- Date: 2–7 January
- Edition: 21st
- Category: WTA Tier IV
- Draw: 32S / 16D
- Prize money: $145,000
- Surface: Hard / outdoor
- Location: Auckland, New Zealand
- Venue: ASB Tennis Centre

Champions

Singles
- Marion Bartoli

Doubles
- Elena Likhovtseva / Vera Zvonareva
| WTA Auckland Open |

= 2006 ASB Classic =

The 2006 Auckland Open (also named ASB Classic for sponsorship reasons) was a 2006 WTA Tour women's tennis tournament, played on outdoor hard courts. It was the 21st edition of the WTA Auckland Open. It took place at the ASB Tennis Centre in Auckland, New Zealand, from 2 January until 7 January 2006. Sixth-seeded Marion Bartoli won the singles title.

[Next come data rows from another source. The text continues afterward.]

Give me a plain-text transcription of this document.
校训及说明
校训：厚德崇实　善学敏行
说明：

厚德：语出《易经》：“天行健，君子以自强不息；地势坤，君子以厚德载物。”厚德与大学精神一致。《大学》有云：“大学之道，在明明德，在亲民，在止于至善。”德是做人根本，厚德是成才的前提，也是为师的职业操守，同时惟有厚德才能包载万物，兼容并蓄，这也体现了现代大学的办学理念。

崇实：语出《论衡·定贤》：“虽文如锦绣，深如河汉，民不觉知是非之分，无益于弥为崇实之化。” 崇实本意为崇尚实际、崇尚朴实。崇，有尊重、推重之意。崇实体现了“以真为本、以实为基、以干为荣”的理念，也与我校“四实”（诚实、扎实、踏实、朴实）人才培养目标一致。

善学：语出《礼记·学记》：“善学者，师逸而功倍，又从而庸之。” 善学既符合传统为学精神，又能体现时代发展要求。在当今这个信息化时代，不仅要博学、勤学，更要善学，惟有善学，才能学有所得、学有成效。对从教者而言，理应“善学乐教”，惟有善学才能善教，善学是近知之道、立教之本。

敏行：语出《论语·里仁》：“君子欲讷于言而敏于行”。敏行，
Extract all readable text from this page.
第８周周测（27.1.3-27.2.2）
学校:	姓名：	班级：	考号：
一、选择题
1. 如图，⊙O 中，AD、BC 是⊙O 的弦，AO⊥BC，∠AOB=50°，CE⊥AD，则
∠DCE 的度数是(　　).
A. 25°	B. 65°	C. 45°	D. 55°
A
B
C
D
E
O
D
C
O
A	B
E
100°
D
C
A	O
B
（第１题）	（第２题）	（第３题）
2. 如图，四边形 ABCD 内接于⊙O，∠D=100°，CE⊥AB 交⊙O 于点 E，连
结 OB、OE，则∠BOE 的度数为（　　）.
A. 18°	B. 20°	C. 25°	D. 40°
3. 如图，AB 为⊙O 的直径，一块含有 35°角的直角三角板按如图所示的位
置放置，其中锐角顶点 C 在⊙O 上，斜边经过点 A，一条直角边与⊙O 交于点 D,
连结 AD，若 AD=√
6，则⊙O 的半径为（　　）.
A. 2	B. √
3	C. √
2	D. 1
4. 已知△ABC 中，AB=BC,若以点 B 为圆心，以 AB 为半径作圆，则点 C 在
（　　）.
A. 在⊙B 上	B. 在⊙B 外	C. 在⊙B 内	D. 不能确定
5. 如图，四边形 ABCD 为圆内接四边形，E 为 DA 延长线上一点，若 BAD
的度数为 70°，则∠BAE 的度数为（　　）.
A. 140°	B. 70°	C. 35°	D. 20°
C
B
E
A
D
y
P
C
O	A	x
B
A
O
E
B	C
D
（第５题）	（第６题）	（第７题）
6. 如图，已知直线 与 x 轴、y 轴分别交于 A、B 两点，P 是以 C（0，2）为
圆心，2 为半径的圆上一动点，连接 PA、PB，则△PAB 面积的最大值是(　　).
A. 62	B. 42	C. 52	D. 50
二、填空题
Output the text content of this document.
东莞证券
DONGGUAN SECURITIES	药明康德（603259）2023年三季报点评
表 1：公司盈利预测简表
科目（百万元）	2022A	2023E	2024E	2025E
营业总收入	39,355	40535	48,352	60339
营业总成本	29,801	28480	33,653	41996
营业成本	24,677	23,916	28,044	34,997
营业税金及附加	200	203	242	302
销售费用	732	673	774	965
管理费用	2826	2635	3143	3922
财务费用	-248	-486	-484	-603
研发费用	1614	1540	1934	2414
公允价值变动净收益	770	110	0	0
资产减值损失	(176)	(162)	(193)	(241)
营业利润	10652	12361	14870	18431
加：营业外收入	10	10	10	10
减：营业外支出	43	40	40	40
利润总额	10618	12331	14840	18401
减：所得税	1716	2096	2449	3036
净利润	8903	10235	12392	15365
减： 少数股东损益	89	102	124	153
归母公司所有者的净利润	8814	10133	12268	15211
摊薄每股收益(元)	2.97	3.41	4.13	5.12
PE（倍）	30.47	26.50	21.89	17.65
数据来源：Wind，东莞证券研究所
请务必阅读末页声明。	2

==Points and prize money==

===Point distribution===

| Event | W | F | SF | QF | Round of 16 | Round of 32 | Q | Q3 | Q2 | Q1 |
| Singles | 95 | 67 | 43 | 24 | 12 | 1 | 5.5 | 3.5 | 2 | 1 |
| Doubles | 1 | — | 6.25 | — | — | — |

===Prize money===

| Event | W | F | SF | QF | Round of 16 | Round of 32 | Q3 | Q2 | Q1 |
| Singles | $22,900 | $12,345 | $6,650 | $3,580 | $1,925 | $1,035 | $555 | $300 | $175 |
| Doubles * | $6,750 | $3,640 | $1,960 | $1,050 | $565 | — | — | — | — |

_{* per team}

==Singles main-draw entrants==

===Seeds===

| Country | Player | Rank^{1} | Seed |
|---|---|---|---|
| RUS | Nadia Petrova | 7 | 1 |
| SVK | Daniela Hantuchová | 17 | 2 |
| RUS | Elena Likhovtseva | 18 | 3 |
| RUS | Maria Kirilenko | 25 | 4 |
| SLO | Katarina Srebotnik | 28 | 5 |
| FRA | Marion Bartoli | 33 | 6 |
| JPN | Shinobu Asagoe | 35 | 7 |
| RUS | Vera Zvonareva | 36 | 8 |

- ^{1} Rankings as of 19 December 2005.

===Other entrants===
The following players received wildcards into the singles main draw:
- Victoria Azarenka
- AUS Jelena Dokic

The following players received entry from the qualifying draw:
- USA Ashley Harkleroad
- LUX Anne Kremer
- ISR Tzipora Obziler
- USA Shenay Perry

===Retirements===
- RUS Nadia Petrova (left groin strain)

==Doubles main-draw entrants==

===Seeds===

| Country | Player | Country | Player | Rank^{1} | Seed |
|---|---|---|---|---|---|
| RUS | Elena Likhovtseva | RUS | Vera Zvonareva | 19 | 1 |
| RUS | Maria Kirilenko | ARG | Paola Suárez | 46 | 2 |
| JPN | Shinobu Asagoe | SLO | Katarina Srebotnik | 49 | 3 |
| FRA | Émilie Loit | CZE | Barbora Strýcová | 71 | 4 |

- ^{1} Rankings as of 19 December 2005.

===Other entrants===
The following pair received wildcards into the doubles main draw:
- NZL Leanne Baker / Francesca Lubiani

The following pair received entry from the qualifying draw:
- GER Julia Schruff / HUN Ágnes Szávay

===Withdrawals===
During the tournament
- GER Julia Schruff / HUN Ágnes Szávay (right thigh strain on Schruff)

==Finals==

===Singles===

- FRA Marion Bartoli defeated RUS Vera Zvonareva 6–2, 6–2
It was the 1st title for Bartoli in her career.

===Doubles===

- RUS Elena Likhovtseva / RUS Vera Zvonareva defeated FRA Émilie Loit / CZE Barbora Strýcová 6–3, 6–4
It was the 25th title for Likhovtseva and the 3rd title for Zvonareva in their respective doubles careers.